Surprise! Tea Party Members Support Striking Down DOMA
Many may find it surprising that the Tea Party favors striking down the so-called "Defense of Marriage" Act (DOMA), the anti-gay federal law signed by Bill Clinton in 1996 that allows states to ignore marriages performed elsewhere and that also expressly forbids any federal recognition of gay and lesbian families.
But Tea Party philosophy embraces limited government, including an emphasis on states' rights, over social policies that punish GLBT individuals and their families. Conservative bloggers say that it shouldn't be a surprise at all that some among the movement support a recent ruling by federal court judge Joseph L. Tauro striking DOMA down.
"Although the likes of Keith Olbermann and Janeane Garofalo smugly attempt to marginalize the Tea Party movement by falsely stating that it is populated by anachronistic racists, homophobes and rednecks, the fact is that many actually are supportive of the recent U.S. District Court decision out of Massachusetts which struck down the federal ban on gay marriage," a July 13 posting at Before It's News.com says.
The article referenced a July 13 article at the Washington Post that noted the contrast between the Tea Party and other conservative groups, which lost no time in decrying the court's ruling.
"I do think it's a state's right," said Phillip Dennis, the state coordinator of a Texas Tea Party group. "I believe that if the people in Massachusetts want gay people to get married, then they should allow it, just as people in Utah do not support abortion," Dennis said, noting that this was his personal opinion and not a Tea Party platform. Indeed, the Tea Party sticks to fiscal issues, and leaves social questions out of their message.
"On the issue itself, we have no stance," said Florida Tea Party Patriots state director Everett Wilkinson on the matter of marriage equality, adding, "but any time a state's rights or powers are encouraged over the federal government, it is a good thing." According to Wilkinson, hundreds of the Florida party's membership are gay themselves.
Whereas other conservative groups may be influenced by anti-gay religious sentiment, the Tea Party tends more toward libertarian principles, noted the Washington Post.
However, opinion within the Tea Party movement is nuanced, and falls across a spectrum of acceptance for the rights of GLBT individuals and their families. Some Tea Partiers fear that the ruling could lead to broader legal recognition of gay and lesbian families, reported the New York Times in a July 9 article.
"As far as an assertion of states' rights goes, I believe it's a good thing," Shelby Blakely told the Times. Blakely heads up the Tea Party publication The New Patriot Journal, an online periodical. "The Constitution does not allow federal regulation of gay marriage just as it doesn't allow for federal regulation of health care," added Blakely, before going on to say, "But I don't want to come off saying I support gay marriage."
That concern--that supporting state's rights would be confused with supporting gay rights--was echoed by States-right.org founder Steve Moon, who told the Times, "It's unconstitutional for the federal government to pass laws superseding state authority--and the judge did affirm states' rights in this area. But I personally believe in the sanctity of marriage between a man and woman and support any state passing laws affirming the sanctity of marriage."

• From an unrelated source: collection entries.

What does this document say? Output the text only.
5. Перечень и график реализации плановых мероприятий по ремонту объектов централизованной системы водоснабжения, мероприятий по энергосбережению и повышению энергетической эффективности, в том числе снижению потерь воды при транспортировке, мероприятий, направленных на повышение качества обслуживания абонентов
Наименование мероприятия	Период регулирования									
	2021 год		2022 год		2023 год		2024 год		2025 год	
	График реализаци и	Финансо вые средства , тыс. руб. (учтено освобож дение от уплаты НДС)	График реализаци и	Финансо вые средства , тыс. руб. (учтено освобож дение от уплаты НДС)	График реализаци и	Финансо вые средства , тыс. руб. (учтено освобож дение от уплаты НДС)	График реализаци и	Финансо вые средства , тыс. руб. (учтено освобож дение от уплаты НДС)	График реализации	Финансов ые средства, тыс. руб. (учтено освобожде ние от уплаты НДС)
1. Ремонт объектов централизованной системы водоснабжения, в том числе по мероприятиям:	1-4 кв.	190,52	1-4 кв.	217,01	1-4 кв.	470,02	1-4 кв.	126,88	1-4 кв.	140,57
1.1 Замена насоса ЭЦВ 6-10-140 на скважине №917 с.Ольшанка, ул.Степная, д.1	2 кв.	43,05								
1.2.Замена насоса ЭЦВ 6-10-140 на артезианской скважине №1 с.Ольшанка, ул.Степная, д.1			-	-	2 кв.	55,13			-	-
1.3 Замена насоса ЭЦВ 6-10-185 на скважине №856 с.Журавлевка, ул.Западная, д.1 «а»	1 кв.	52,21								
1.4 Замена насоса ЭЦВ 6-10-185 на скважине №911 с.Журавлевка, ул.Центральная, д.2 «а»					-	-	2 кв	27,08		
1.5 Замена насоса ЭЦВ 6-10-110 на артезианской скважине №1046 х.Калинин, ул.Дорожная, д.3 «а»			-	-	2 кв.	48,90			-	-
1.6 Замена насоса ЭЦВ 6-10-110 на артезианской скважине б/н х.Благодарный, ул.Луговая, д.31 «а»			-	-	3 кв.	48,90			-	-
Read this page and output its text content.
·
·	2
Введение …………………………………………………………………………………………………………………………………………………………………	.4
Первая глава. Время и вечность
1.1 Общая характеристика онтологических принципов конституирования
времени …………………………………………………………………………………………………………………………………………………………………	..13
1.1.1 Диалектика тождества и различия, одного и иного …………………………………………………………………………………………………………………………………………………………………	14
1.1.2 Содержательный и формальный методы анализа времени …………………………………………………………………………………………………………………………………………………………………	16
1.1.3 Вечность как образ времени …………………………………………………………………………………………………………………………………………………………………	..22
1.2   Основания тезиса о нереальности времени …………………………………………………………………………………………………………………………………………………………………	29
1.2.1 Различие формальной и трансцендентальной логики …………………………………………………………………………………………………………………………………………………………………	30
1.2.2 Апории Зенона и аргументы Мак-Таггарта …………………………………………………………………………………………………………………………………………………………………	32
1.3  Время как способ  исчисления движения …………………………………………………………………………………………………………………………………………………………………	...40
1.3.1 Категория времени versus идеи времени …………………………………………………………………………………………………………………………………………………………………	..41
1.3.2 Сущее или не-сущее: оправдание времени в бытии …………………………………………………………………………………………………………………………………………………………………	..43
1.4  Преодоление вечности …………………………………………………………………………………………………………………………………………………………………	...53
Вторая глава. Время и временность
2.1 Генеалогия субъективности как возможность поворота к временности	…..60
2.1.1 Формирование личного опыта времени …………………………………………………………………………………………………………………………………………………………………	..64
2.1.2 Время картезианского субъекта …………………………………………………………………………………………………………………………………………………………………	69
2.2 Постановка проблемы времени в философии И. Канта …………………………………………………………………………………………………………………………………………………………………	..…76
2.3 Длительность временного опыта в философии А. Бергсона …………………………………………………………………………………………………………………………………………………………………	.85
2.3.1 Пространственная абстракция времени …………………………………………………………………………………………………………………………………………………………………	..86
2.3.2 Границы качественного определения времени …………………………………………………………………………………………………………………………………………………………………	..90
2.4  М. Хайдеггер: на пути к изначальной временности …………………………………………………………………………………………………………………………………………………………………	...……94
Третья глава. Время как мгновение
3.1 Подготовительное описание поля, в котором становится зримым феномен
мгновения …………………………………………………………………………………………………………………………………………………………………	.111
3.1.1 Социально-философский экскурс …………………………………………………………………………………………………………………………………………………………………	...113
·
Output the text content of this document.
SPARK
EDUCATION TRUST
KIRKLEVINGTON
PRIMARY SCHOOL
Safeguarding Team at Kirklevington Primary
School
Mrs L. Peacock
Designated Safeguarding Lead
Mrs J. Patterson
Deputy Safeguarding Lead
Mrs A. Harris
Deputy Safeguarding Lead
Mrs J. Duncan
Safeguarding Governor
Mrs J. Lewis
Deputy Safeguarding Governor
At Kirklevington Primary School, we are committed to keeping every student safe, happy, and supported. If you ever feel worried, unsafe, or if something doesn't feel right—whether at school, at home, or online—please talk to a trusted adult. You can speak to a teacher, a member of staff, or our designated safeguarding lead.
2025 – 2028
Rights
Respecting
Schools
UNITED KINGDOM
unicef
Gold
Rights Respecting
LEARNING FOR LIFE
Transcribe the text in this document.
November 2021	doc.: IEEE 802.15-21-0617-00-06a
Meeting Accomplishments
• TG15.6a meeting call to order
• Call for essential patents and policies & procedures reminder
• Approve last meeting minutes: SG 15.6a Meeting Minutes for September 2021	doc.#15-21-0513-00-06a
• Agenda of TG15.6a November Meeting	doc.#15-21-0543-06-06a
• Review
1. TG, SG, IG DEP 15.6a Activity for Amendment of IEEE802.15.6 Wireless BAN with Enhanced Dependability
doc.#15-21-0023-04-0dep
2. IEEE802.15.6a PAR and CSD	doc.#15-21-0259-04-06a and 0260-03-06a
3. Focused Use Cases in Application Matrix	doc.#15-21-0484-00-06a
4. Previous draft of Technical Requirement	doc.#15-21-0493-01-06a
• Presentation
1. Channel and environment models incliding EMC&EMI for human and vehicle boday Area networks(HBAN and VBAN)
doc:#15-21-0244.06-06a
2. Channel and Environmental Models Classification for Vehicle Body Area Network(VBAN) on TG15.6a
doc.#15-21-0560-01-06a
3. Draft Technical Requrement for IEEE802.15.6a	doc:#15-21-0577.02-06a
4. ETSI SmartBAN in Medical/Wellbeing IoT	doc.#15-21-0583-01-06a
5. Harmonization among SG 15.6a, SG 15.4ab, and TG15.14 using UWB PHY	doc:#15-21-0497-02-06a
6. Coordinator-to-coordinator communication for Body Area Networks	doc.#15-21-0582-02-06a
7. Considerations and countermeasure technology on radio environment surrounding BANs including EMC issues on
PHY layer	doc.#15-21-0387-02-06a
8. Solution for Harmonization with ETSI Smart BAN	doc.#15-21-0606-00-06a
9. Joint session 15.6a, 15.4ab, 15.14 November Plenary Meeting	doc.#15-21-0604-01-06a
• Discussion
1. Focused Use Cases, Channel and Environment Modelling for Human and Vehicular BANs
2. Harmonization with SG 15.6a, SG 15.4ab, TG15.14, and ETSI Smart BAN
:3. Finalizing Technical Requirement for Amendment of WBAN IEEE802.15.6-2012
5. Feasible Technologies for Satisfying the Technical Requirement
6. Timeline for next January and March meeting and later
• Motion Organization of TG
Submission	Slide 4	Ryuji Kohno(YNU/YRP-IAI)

"The judge's ruling doesn't force any state to do anything, but rather says that the federal government should not infringe on Massachusetts's right to regulate marriage," noted Evan Wolfson, who heads up the New York-based GLBT family advocacy group Freedom to Marry. Wolfson pointed out that the court's ruling "provides a return to the way the federal government has always dealt with marriage--leaving it to the states."
But while conservatives may have mixed feelings about the issue, they do understand something that conservatives might have missed, contends Jack Balkin, a law professor at Yale, at the website Balkinization.
"Judge Tauro's attempt to limit federal power through the Tenth Amendment so that it does not interfere with state prerogatives might delight members of the contemporary Tea Party movement (at least if it wasn't aimed at DOMA)," writes Balkin in a July 8 posting, "but it should give most Americans pause."
Balkin noted that the federal government relies on its ability to levy taxes and allocate the resulting funds in order to support "many of the benefits that citizens hold dear, including Medicare, Medicaid, Social Security, and the newly passed provisions of the Affordable Care Act." Balkin points out that "These programs have regulatory effects on state family policies just as much as DOMA does. If DOMA's direct interference with state prerogatives is beyond federal power, then perhaps any or all of these programs are vulnerable--and unconstitutional--to the extent they interfere with state policies regarding family formation as well.
"Put differently, Judge Tauro has offered a road map to attack a wide range of federal welfare programs, including health care reform," theorized Balkin. "No matter how much they might like the result in this particular case, this is not a road that liberals want to travel."